By Janae Wilkerson | SMART Boise
An old buddy has a new business proposal for you: An outdoor swimming pool, he says. It will be great. People can swim all summer.
An outdoor swimming pool? Tell me more, you say, a bit skeptical.
Don’t worry, he says: “There are a lot of ways to make money! We’ll get people to pay a yearly fee to become members of our Pool Society, and that will pay for the upkeep. And then we’ll charge admission each time they actually come to swim. Oh, and we’ll charge every Pool Society member a mandatory, ongoing fee to help us maintain some swim teams. And charge them again if their kids join the swim teams. And if the pool doesn’t break even, we can just charge our members more to cover the difference! So many revenue-making opportunities: What do you say?”
RELATED: SMART Boise report reveals more than $144 million in wasteful spending by City Hall. Click here to download.
I imagine most of us would turn down this proposal. Common sense alone declares no swimming pool with such a business model would even find the funds to start, let alone become profitable.
Yet despite the obvious flaws, such a business model does exist. What’s more, you and I are both involuntary Pool Society members. We each pay yearly fees to run a system of outdoor pools and we pay to maintain pool swim teams, whether we want to or not. If we actually want to use the pools or join a swim team, we pay more.
Such are the facilities run by the City of Boise. Public officials have spent property tax money to build the facilities, make taxpayers pay to use them, then cover consistent yearly losses with more taxpayer dollars. Boise owns and operates pools, golf courses, an ice skating facility, and a crop farm, and nearly every one consistently loses money.
The City of Boise is not a savvy business owner: Boise’s unwise business practices directly contribute to property tax increases.
Overall, there are two factors that decide how high each resident’s property taxes are each year: The amount of money the city says it needs, and the amount of taxable property from which to draw that money. The city first decides how much to spend—to account for new programs, for maintenance, for swimming pool losses—which dictates how much tax money Boise needs to collect.
So the first way Boise’s business practices contribute to higher property taxes is obvious: Boise’s facilities constantly hemorrhage red ink, growing the city’s budget accordingly. If the facilities Boise runs were private businesses, they likely would have folded years ago.
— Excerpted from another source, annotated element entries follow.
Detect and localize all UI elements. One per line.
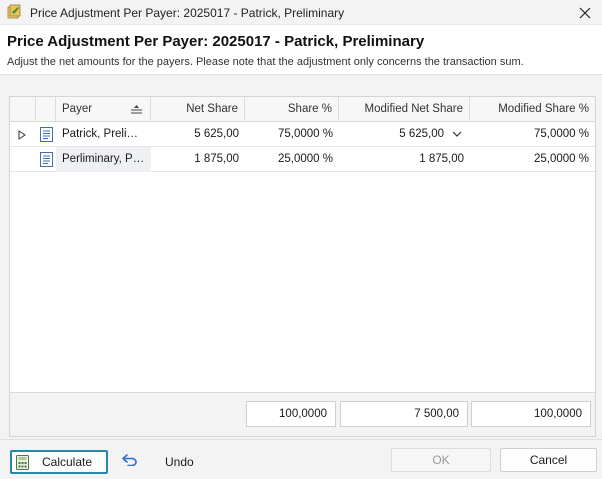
net-share-cell: 1 875,00: [194, 153, 239, 165]
calculate-button[interactable]: Calculate: [10, 450, 108, 474]
window-title: Price Adjustment Per Payer: 2025017 - Pa…: [30, 6, 345, 20]
dialog-footer: Calculate Undo OK Cancel: [0, 439, 602, 479]
price-tag-icon: [7, 4, 21, 19]
total-modified-share-pct: 100,0000: [471, 401, 591, 427]
chevron-down-icon[interactable]: [452, 131, 462, 138]
modified-net-share-input[interactable]: 5 625,00: [339, 122, 470, 147]
expand-arrow-icon[interactable]: [18, 130, 26, 140]
column-header-net-share[interactable]: Net Share: [151, 97, 245, 122]
net-share-cell: 5 625,00: [194, 128, 239, 140]
share-pct-cell: 25,0000 %: [278, 153, 333, 165]
column-header-payer-label: Payer: [62, 103, 93, 115]
document-icon: [40, 127, 53, 142]
modified-share-pct-cell[interactable]: 75,0000 %: [470, 122, 595, 147]
share-pct-cell: 75,0000 %: [278, 128, 333, 140]
calculate-label: Calculate: [41, 455, 93, 469]
close-icon: [579, 7, 591, 18]
column-header-share-pct[interactable]: Share %: [245, 97, 339, 122]
indicator-column-header: [10, 97, 36, 122]
undo-icon[interactable]: [122, 454, 138, 466]
total-modified-net-share: 7 500,00: [340, 401, 468, 427]
icon-column-header: [36, 97, 56, 122]
close-button[interactable]: [568, 0, 602, 25]
title-bar: Price Adjustment Per Payer: 2025017 - Pa…: [0, 0, 602, 25]
grid-header: Payer Net Share Share % Modified Net Sha…: [10, 97, 595, 122]
ok-button[interactable]: OK: [391, 448, 491, 472]
total-share-pct: 100,0000: [246, 401, 336, 427]
page-subtitle: Adjust the net amounts for the payers. P…: [7, 56, 524, 68]
content-area: Payer Net Share Share % Modified Net Sha…: [0, 75, 602, 439]
undo-button[interactable]: Undo: [165, 455, 194, 469]
sort-icon: [131, 105, 142, 114]
modified-net-share-input[interactable]: 1 875,00: [339, 147, 470, 172]
payer-cell[interactable]: Perliminary, Patrick: [56, 147, 151, 172]
calculator-icon: [16, 455, 29, 470]
column-header-modified-share-pct[interactable]: Modified Share %: [470, 97, 595, 122]
cancel-button[interactable]: Cancel: [500, 448, 597, 472]
page-title: Price Adjustment Per Payer: 2025017 - Pa…: [7, 33, 425, 50]
column-header-payer[interactable]: Payer: [56, 97, 151, 122]
payer-grid: Payer Net Share Share % Modified Net Sha…: [9, 96, 596, 437]
document-icon: [40, 152, 53, 167]
payer-cell[interactable]: Patrick, Preliminary: [56, 122, 151, 147]
table-row[interactable]: Patrick, Preliminary 5 625,00 75,0000 % …: [10, 122, 595, 147]
column-header-modified-net-share[interactable]: Modified Net Share: [339, 97, 470, 122]
dialog-header: Price Adjustment Per Payer: 2025017 - Pa…: [0, 25, 602, 75]
table-row[interactable]: Perliminary, Patrick 1 875,00 25,0000 % …: [10, 147, 595, 172]
modified-share-pct-cell[interactable]: 25,0000 %: [470, 147, 595, 172]
totals-row: 100,0000 7 500,00 100,0000: [10, 392, 595, 436]
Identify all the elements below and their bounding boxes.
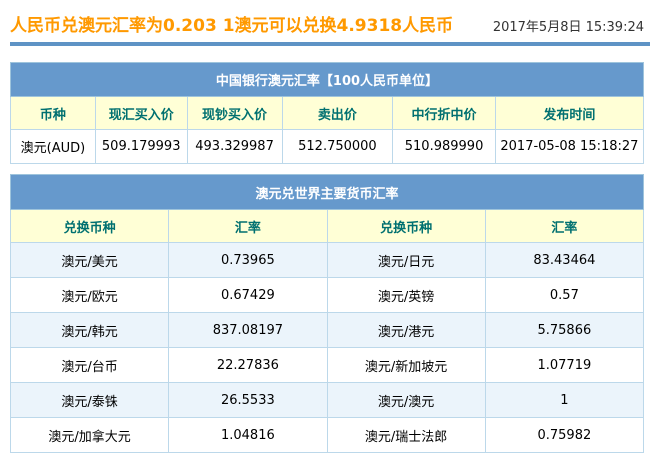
- header-divider: [10, 42, 650, 46]
- cell-rate: 0.57: [485, 278, 643, 313]
- col-header-rate-right: 汇率: [485, 210, 643, 243]
- table-row: 澳元/美元 0.73965 澳元/日元 83.43464: [11, 243, 644, 278]
- datetime-label: 2017年5月8日 15:39:24: [493, 20, 644, 37]
- cell-pair: 澳元/日元: [327, 243, 485, 278]
- cell-fx-buy: 509.179993: [95, 130, 187, 164]
- cell-pair: 澳元/港元: [327, 313, 485, 348]
- cell-pair: 澳元/加拿大元: [11, 418, 169, 453]
- col-header-pair-left: 兑换币种: [11, 210, 169, 243]
- cell-pair: 澳元/新加坡元: [327, 348, 485, 383]
- cell-rate: 26.5533: [169, 383, 327, 418]
- cell-rate: 1: [485, 383, 643, 418]
- cell-pair: 澳元/英镑: [327, 278, 485, 313]
- table-row: 澳元(AUD) 509.179993 493.329987 512.750000…: [11, 130, 644, 164]
- cell-rate: 1.04816: [169, 418, 327, 453]
- cell-pair: 澳元/泰铢: [11, 383, 169, 418]
- cell-cash-buy: 493.329987: [187, 130, 282, 164]
- page: 人民币兑澳元汇率为0.203 1澳元可以兑换4.9318人民币 2017年5月8…: [0, 0, 652, 453]
- cross-table-title: 澳元兑世界主要货币汇率: [11, 175, 644, 210]
- page-header: 人民币兑澳元汇率为0.203 1澳元可以兑换4.9318人民币 2017年5月8…: [10, 0, 644, 37]
- col-header-pair-right: 兑换币种: [327, 210, 485, 243]
- table-row: 澳元/台币 22.27836 澳元/新加坡元 1.07719: [11, 348, 644, 383]
- table-row: 澳元/欧元 0.67429 澳元/英镑 0.57: [11, 278, 644, 313]
- col-header-sell: 卖出价: [282, 97, 393, 130]
- cross-table-title-row: 澳元兑世界主要货币汇率: [11, 175, 644, 210]
- cell-rate: 0.75982: [485, 418, 643, 453]
- cell-middle-rate: 510.989990: [393, 130, 496, 164]
- boc-table-title: 中国银行澳元汇率【100人民币单位】: [11, 63, 644, 97]
- col-header-currency: 币种: [11, 97, 96, 130]
- table-row: 澳元/加拿大元 1.04816 澳元/瑞士法郎 0.75982: [11, 418, 644, 453]
- cell-rate: 1.07719: [485, 348, 643, 383]
- cell-rate: 0.67429: [169, 278, 327, 313]
- col-header-publish-time: 发布时间: [495, 97, 643, 130]
- cell-pair: 澳元/美元: [11, 243, 169, 278]
- cell-rate: 837.08197: [169, 313, 327, 348]
- page-title: 人民币兑澳元汇率为0.203 1澳元可以兑换4.9318人民币: [10, 15, 453, 37]
- boc-table-title-row: 中国银行澳元汇率【100人民币单位】: [11, 63, 644, 97]
- cell-pair: 澳元/韩元: [11, 313, 169, 348]
- col-header-middle-rate: 中行折中价: [393, 97, 496, 130]
- table-row: 澳元/泰铢 26.5533 澳元/澳元 1: [11, 383, 644, 418]
- table-row: 澳元/韩元 837.08197 澳元/港元 5.75866: [11, 313, 644, 348]
- cell-rate: 83.43464: [485, 243, 643, 278]
- cell-currency: 澳元(AUD): [11, 130, 96, 164]
- cell-publish-time: 2017-05-08 15:18:27: [495, 130, 643, 164]
- col-header-fx-buy: 现汇买入价: [95, 97, 187, 130]
- cell-rate: 0.73965: [169, 243, 327, 278]
- cell-rate: 22.27836: [169, 348, 327, 383]
- cell-pair: 澳元/澳元: [327, 383, 485, 418]
- cell-sell: 512.750000: [282, 130, 393, 164]
- cell-rate: 5.75866: [485, 313, 643, 348]
- cell-pair: 澳元/台币: [11, 348, 169, 383]
- cross-table-header-row: 兑换币种 汇率 兑换币种 汇率: [11, 210, 644, 243]
- cell-pair: 澳元/欧元: [11, 278, 169, 313]
- col-header-cash-buy: 现钞买入价: [187, 97, 282, 130]
- cross-rate-table: 澳元兑世界主要货币汇率 兑换币种 汇率 兑换币种 汇率 澳元/美元 0.7396…: [10, 174, 644, 453]
- cell-pair: 澳元/瑞士法郎: [327, 418, 485, 453]
- boc-rate-table: 中国银行澳元汇率【100人民币单位】 币种 现汇买入价 现钞买入价 卖出价 中行…: [10, 62, 644, 164]
- col-header-rate-left: 汇率: [169, 210, 327, 243]
- boc-table-header-row: 币种 现汇买入价 现钞买入价 卖出价 中行折中价 发布时间: [11, 97, 644, 130]
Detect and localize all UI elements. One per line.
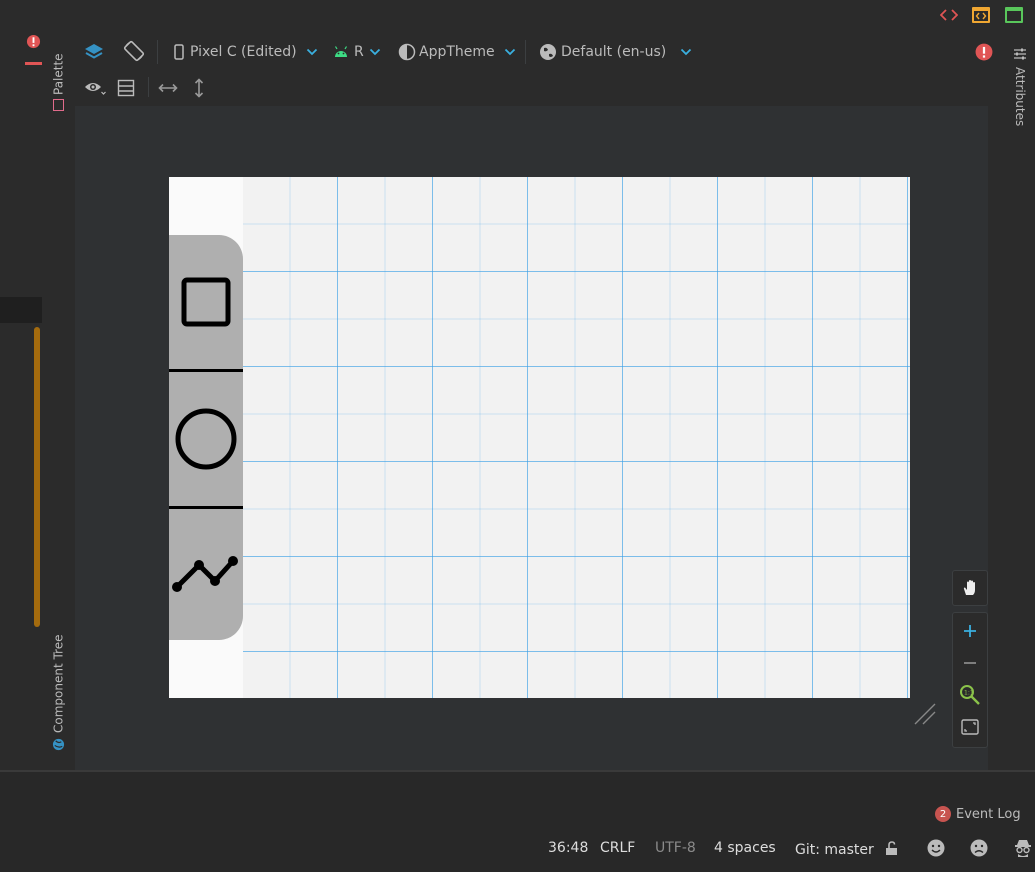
svg-text:1:1: 1:1 <box>964 690 974 697</box>
error-marker <box>25 62 42 65</box>
resize-horizontal-button[interactable] <box>158 76 178 100</box>
toolbar-separator <box>157 40 158 64</box>
palette-tab-label: Palette <box>51 53 66 95</box>
component-tree-tab[interactable]: Component Tree <box>42 632 75 754</box>
zoom-to-actual-button[interactable]: 1:1 <box>953 680 987 710</box>
highlighted-line <box>0 297 42 323</box>
code-view-button[interactable] <box>938 4 960 26</box>
issues-button[interactable] <box>975 40 993 64</box>
error-indicator-icon <box>26 34 41 53</box>
git-branch[interactable]: Git: master <box>795 842 874 858</box>
resize-handle-icon[interactable] <box>913 702 937 730</box>
indent-setting[interactable]: 4 spaces <box>714 840 776 856</box>
hand-icon <box>963 580 975 595</box>
attributes-tab[interactable]: Attributes <box>1005 47 1035 126</box>
component-tree-icon <box>52 738 66 751</box>
inspector-button[interactable] <box>1014 838 1032 862</box>
rotate-icon <box>123 40 145 62</box>
feedback-happy-button[interactable] <box>927 839 945 861</box>
vertical-arrows-icon <box>194 78 204 98</box>
spy-icon <box>1015 840 1031 857</box>
scrollbar-thumb[interactable] <box>34 327 40 627</box>
zoom-to-fit-button[interactable] <box>953 712 987 742</box>
magnifier-icon: 1:1 <box>960 685 980 705</box>
zoom-in-button[interactable] <box>953 616 987 646</box>
layers-icon <box>85 44 103 59</box>
api-level-label: R <box>354 44 364 60</box>
status-bar: 2 Event Log 36:48 CRLF UTF-8 4 spaces Gi… <box>0 770 1035 872</box>
locale-label: Default (en-us) <box>561 44 667 60</box>
horizontal-arrows-icon <box>158 83 178 93</box>
toolbar-separator <box>148 77 149 97</box>
rectangle-tool[interactable] <box>169 235 243 369</box>
circle-icon <box>175 408 237 470</box>
resize-vertical-button[interactable] <box>193 76 205 100</box>
polyline-icon <box>172 555 238 592</box>
theme-icon <box>398 43 416 61</box>
smile-icon <box>927 839 945 857</box>
fit-screen-icon <box>961 719 979 735</box>
palette-tab[interactable]: Palette <box>42 47 75 117</box>
left-editor-strip <box>0 32 42 770</box>
square-icon <box>181 277 231 327</box>
chevron-down-icon <box>369 48 380 56</box>
device-selector[interactable]: Pixel C (Edited) <box>173 40 318 64</box>
layout-icon <box>117 79 135 97</box>
right-tool-window-bar: Attributes <box>1005 32 1035 770</box>
circle-tool[interactable] <box>169 372 243 506</box>
readonly-toggle[interactable] <box>884 840 900 860</box>
chevron-down-icon <box>681 48 692 56</box>
drawing-tools-panel <box>169 235 243 640</box>
zoom-out-button[interactable] <box>953 648 987 678</box>
theme-label: AppTheme <box>419 44 495 60</box>
globe-icon <box>540 44 556 60</box>
phone-icon <box>174 44 184 60</box>
left-tool-window-bar: Palette Component Tree <box>42 32 75 770</box>
theme-selector[interactable]: AppTheme <box>398 40 516 64</box>
attributes-tab-label: Attributes <box>1013 67 1027 127</box>
line-separator[interactable]: CRLF <box>600 840 635 856</box>
eye-icon <box>85 83 106 95</box>
minus-icon <box>964 662 976 664</box>
orientation-button[interactable] <box>123 39 145 63</box>
event-log-label: Event Log <box>956 806 1021 822</box>
component-tree-tab-label: Component Tree <box>51 634 66 734</box>
api-level-selector[interactable]: R <box>333 40 381 64</box>
zoom-control-box: 1:1 <box>952 612 988 748</box>
design-surface-toggle[interactable] <box>83 40 105 64</box>
android-icon <box>334 46 348 57</box>
locale-selector[interactable]: Default (en-us) <box>539 40 692 64</box>
split-view-button[interactable] <box>970 4 992 26</box>
unlock-icon <box>886 841 897 855</box>
sliders-icon <box>1014 48 1026 60</box>
design-toolbar: Pixel C (Edited) R AppTheme Default (en-… <box>75 32 1005 106</box>
event-log-badge: 2 <box>935 806 951 822</box>
design-view-button[interactable] <box>1003 4 1025 26</box>
device-label: Pixel C (Edited) <box>190 44 297 60</box>
drawing-grid[interactable] <box>243 177 910 698</box>
frown-icon <box>970 839 988 857</box>
view-options-button[interactable] <box>84 76 106 100</box>
feedback-sad-button[interactable] <box>970 839 988 861</box>
file-encoding[interactable]: UTF-8 <box>655 840 696 856</box>
chevron-down-icon <box>504 48 515 56</box>
blueprint-toggle[interactable] <box>117 76 135 100</box>
error-icon <box>975 43 993 61</box>
polyline-tool[interactable] <box>169 509 243 640</box>
event-log-button[interactable]: 2 Event Log <box>935 806 1021 822</box>
plus-icon <box>964 625 976 637</box>
chevron-down-icon <box>306 48 317 56</box>
pan-control-box <box>952 570 988 606</box>
pan-button[interactable] <box>953 573 987 603</box>
palette-icon <box>53 98 64 111</box>
cursor-position[interactable]: 36:48 <box>548 840 588 856</box>
toolbar-separator <box>525 40 526 64</box>
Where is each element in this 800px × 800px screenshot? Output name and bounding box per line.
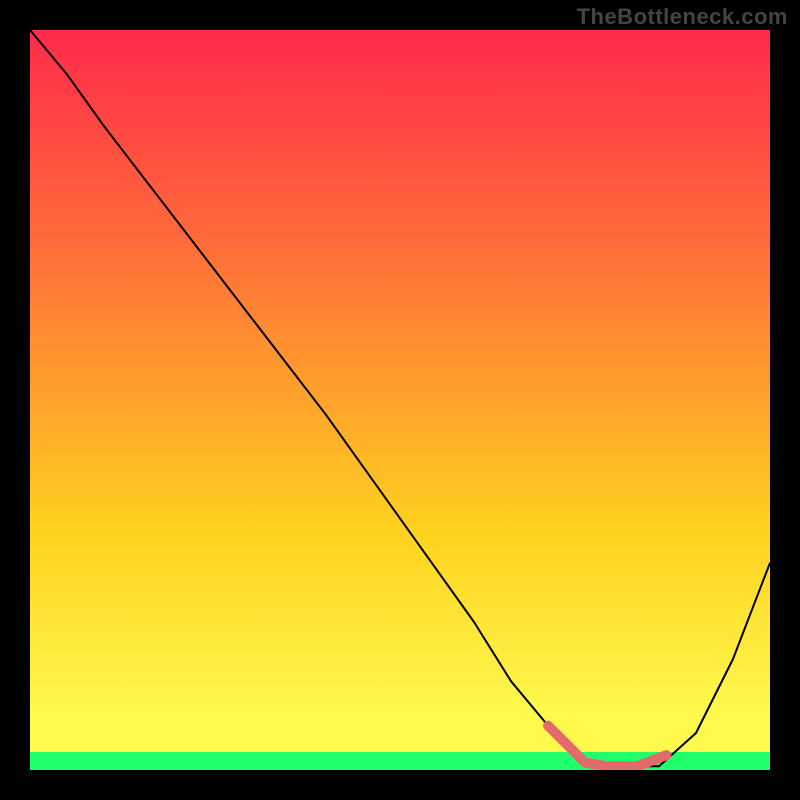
page-root: TheBottleneck.com — [0, 0, 800, 800]
bottleneck-chart — [30, 30, 770, 770]
chart-area — [30, 30, 770, 770]
gradient-background — [30, 30, 770, 770]
branding-label: TheBottleneck.com — [577, 4, 788, 30]
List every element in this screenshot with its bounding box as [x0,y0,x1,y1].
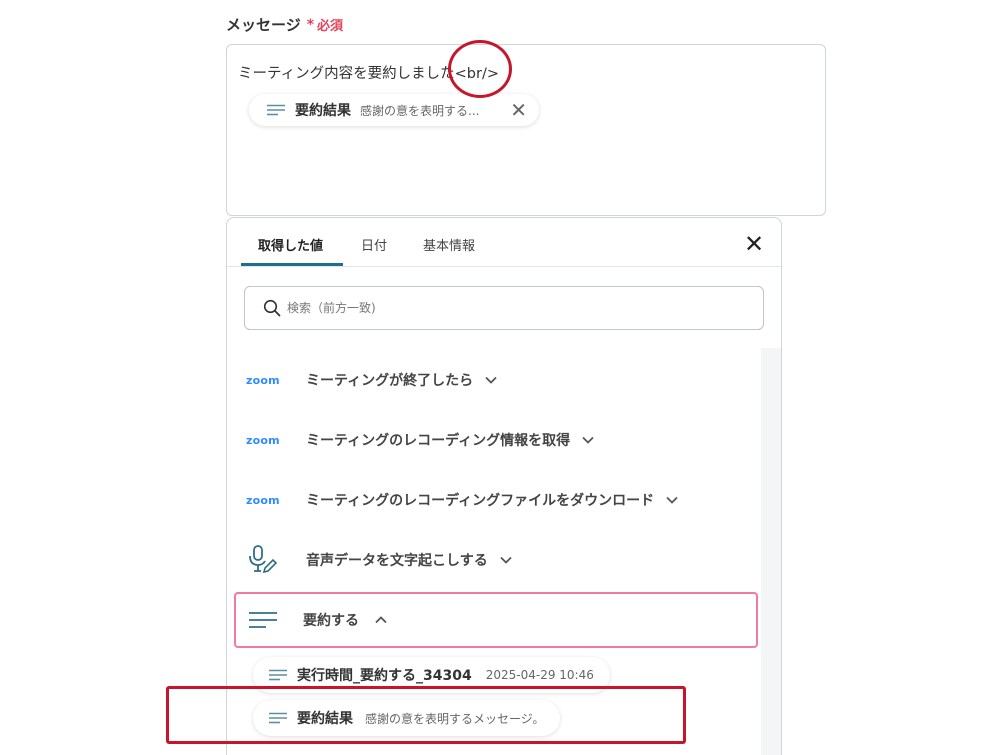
section-label: 要約する [303,613,359,629]
chevron-down-icon [500,556,512,564]
close-icon[interactable]: ✕ [510,100,527,120]
message-field-label: メッセージ * 必須 [226,14,343,35]
section-label: ミーティングが終了したら [306,373,474,389]
chevron-up-icon [375,616,387,624]
required-badge: * 必須 [306,15,344,35]
section-label: ミーティングのレコーディングファイルをダウンロード [306,493,655,509]
microphone-pen-icon [249,545,278,574]
section-label: ミーティングのレコーディング情報を取得 [306,433,571,449]
annotation-rectangle [166,686,686,744]
chevron-down-icon [485,376,497,384]
chip-preview: 感謝の意を表明する... [360,103,480,118]
zoom-logo: zoom [246,373,280,387]
result-value: 2025-04-29 10:46 [485,668,594,682]
tab-basic-info[interactable]: 基本情報 [423,235,475,254]
section-recording-info[interactable]: zoom ミーティングのレコーディング情報を取得 [235,412,757,468]
lines-icon [267,104,285,116]
result-title: 実行時間_要約する_34304 [297,668,472,684]
required-text: 必須 [317,19,344,34]
chevron-down-icon [666,496,678,504]
section-recording-download[interactable]: zoom ミーティングのレコーディングファイルをダウンロード [235,472,757,528]
zoom-logo: zoom [246,493,280,507]
zoom-logo: zoom [246,433,280,447]
section-meeting-ended[interactable]: zoom ミーティングが終了したら [235,352,757,408]
value-picker-panel: 取得した値 日付 基本情報 ✕ zoom ミーティングが終了したら zoom ミ… [226,217,782,755]
annotation-circle [448,40,512,98]
chevron-down-icon [582,436,594,444]
section-label: 音声データを文字起こしする [306,553,488,569]
lines-icon [269,669,287,681]
message-variable-chip[interactable]: 要約結果 感謝の意を表明する... ✕ [249,94,539,126]
required-asterisk: * [306,16,315,33]
search-input[interactable] [287,301,707,315]
message-label-text: メッセージ [226,16,301,34]
tab-date[interactable]: 日付 [361,235,387,254]
message-input[interactable]: ミーティング内容を要約しました<br/> 要約結果 感謝の意を表明する... ✕ [226,44,826,216]
active-tab-indicator [241,263,343,266]
search-icon [263,299,281,317]
scrollbar[interactable] [761,348,781,755]
search-box[interactable] [244,286,764,330]
section-transcribe[interactable]: 音声データを文字起こしする [235,532,757,588]
close-icon[interactable]: ✕ [744,232,764,256]
section-summarize[interactable]: 要約する [234,592,758,648]
tab-bar: 取得した値 日付 基本情報 ✕ [227,218,781,267]
background-fragment [783,217,795,225]
tab-acquired-values[interactable]: 取得した値 [258,235,323,254]
chip-title: 要約結果 [295,103,351,119]
lines-icon [249,612,277,628]
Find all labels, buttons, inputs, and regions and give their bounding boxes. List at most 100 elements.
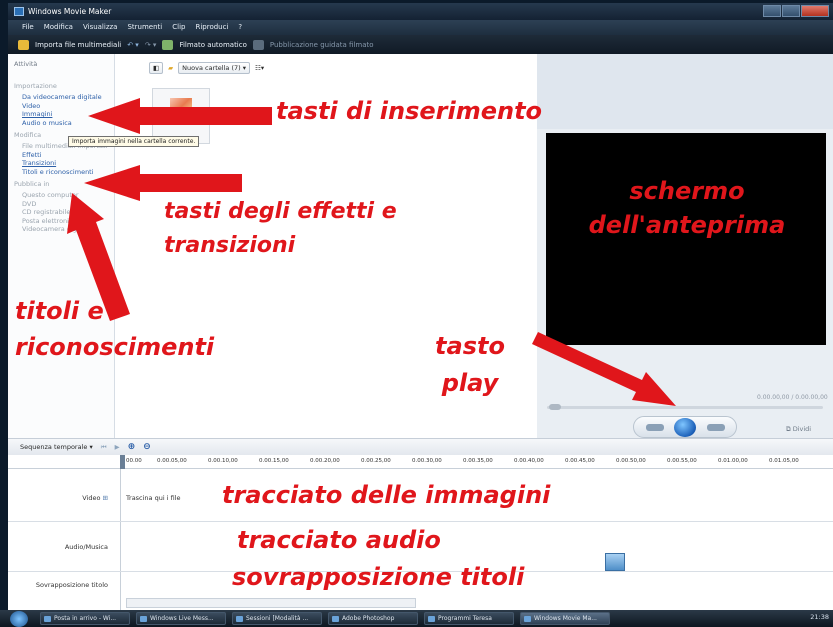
split-label: Dividi — [792, 425, 812, 433]
taskbar-item-active[interactable]: Windows Movie Ma... — [520, 612, 610, 625]
annotation-preview-line1: schermo — [629, 177, 745, 205]
video-drop-zone[interactable]: Trascina qui i file — [126, 494, 181, 502]
import-images-link[interactable]: Immagini — [14, 110, 114, 119]
tasks-title: Attività — [14, 60, 38, 68]
title-bar: Windows Movie Maker — [8, 3, 833, 20]
taskbar-item[interactable]: Sessioni [Modalità ... — [232, 612, 322, 625]
preview-pane: 0.00.00,00 / 0.00.00,00 ⧉ Dividi — [537, 54, 833, 438]
taskbar: Posta in arrivo - Wi... Windows Live Mes… — [0, 610, 833, 627]
track-label-video: Video ⊞ — [82, 494, 108, 502]
window-title: Windows Movie Maker — [28, 7, 112, 16]
publish-movie-button[interactable]: Pubblicazione guidata filmato — [270, 41, 374, 49]
menu-modifica[interactable]: Modifica — [44, 20, 73, 35]
publish-cd-link[interactable]: CD registrabile — [14, 208, 114, 217]
undo-icon[interactable]: ↶ ▾ — [127, 41, 139, 49]
collection-dropdown-label: Nuova cartella (7) — [182, 64, 241, 72]
titles-credits-link[interactable]: Titoli e riconoscimenti — [14, 168, 114, 177]
effects-link[interactable]: Effetti — [14, 151, 114, 160]
expand-video-icon[interactable]: ⊞ — [103, 494, 108, 502]
taskbar-item[interactable]: Posta in arrivo - Wi... — [40, 612, 130, 625]
tasks-toggle-button[interactable]: ◧ — [149, 62, 164, 74]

Take Idaho Ice World, an ice skating rink Boise bought from private ownership in 2003. For each of the last five years, Idaho Ice World has operated at a loss. Admission fees bring in some revenue, but not enough people skate to cover operating costs: Over the past five years, the ice rink has lost more than half a million dollars. Boiseans’ tax dollars subsidize the difference. Thus, as an involuntary “ice rink member,” you pay an annual fee to keep the doors open, and pay Boise each time you actually skate.
Boise’s six public pools are sinking even faster. Not a single one makes money, and each pool’s annual loss ranges from $37,000 to more than $100,000. In the last half-decade, the city has spent more than $2 million tax dollars to keep its pools open. Furthermore, gyms and facilities with their own swimming pools pay property taxes that maintain their competitor’s—aka the City of Boise—pools.
The City of Boise is not good at managing facilities. After all, government spending, in a nutshell, means using one person’s money to buy something for someone else. The government has no monetary incentive to be careful about how much it spends, or the quality of the results. So the city’s experiments with pools, golf courses, farms, and ice rinks swell Boise’s budget and increase the amount of money taken from its residents.
Boise’s business practices directly increase our property taxes in another, less obvious fashion. The more property government owns, the fewer private properties there are to actually pay property taxes. Government-run facilities and properties owned by Boise don’t pay property taxes to Boise, despite being covered by city services such as police and fire. Thus, the more property Boise owns—dozens of properties and counting—the more upward pressure on property taxes for the rest of us.
The City of Boise shouldn’t act as a business management company, because it directly burdens city residents with higher and higher property taxes. Residents of Boise should say the same thing to the city government as they would say to an old buddy with a ridiculous pool scheme: “No.”
There are two things the city can do right now to fix part of this property tax mess: Boise City Council can call for a complete review of programs, facilities, and public lands that can be auctioned off to the highest private bidder. Selling government-owned facilities would get Boise taxpayers off the hook as involuntary “Pool Society” and “ice rink” members. Furthermore, the city should pledge to use the resurgence in taxable property to lower the tax burden for homeowners and other property-tax payers.
Finally, city councilors should pick up a copy of “Are you kidding me, Boise?” the SMART Boise analysis of Boise’s budget, to understand the plethora of areas where they can cut down wasteful spending.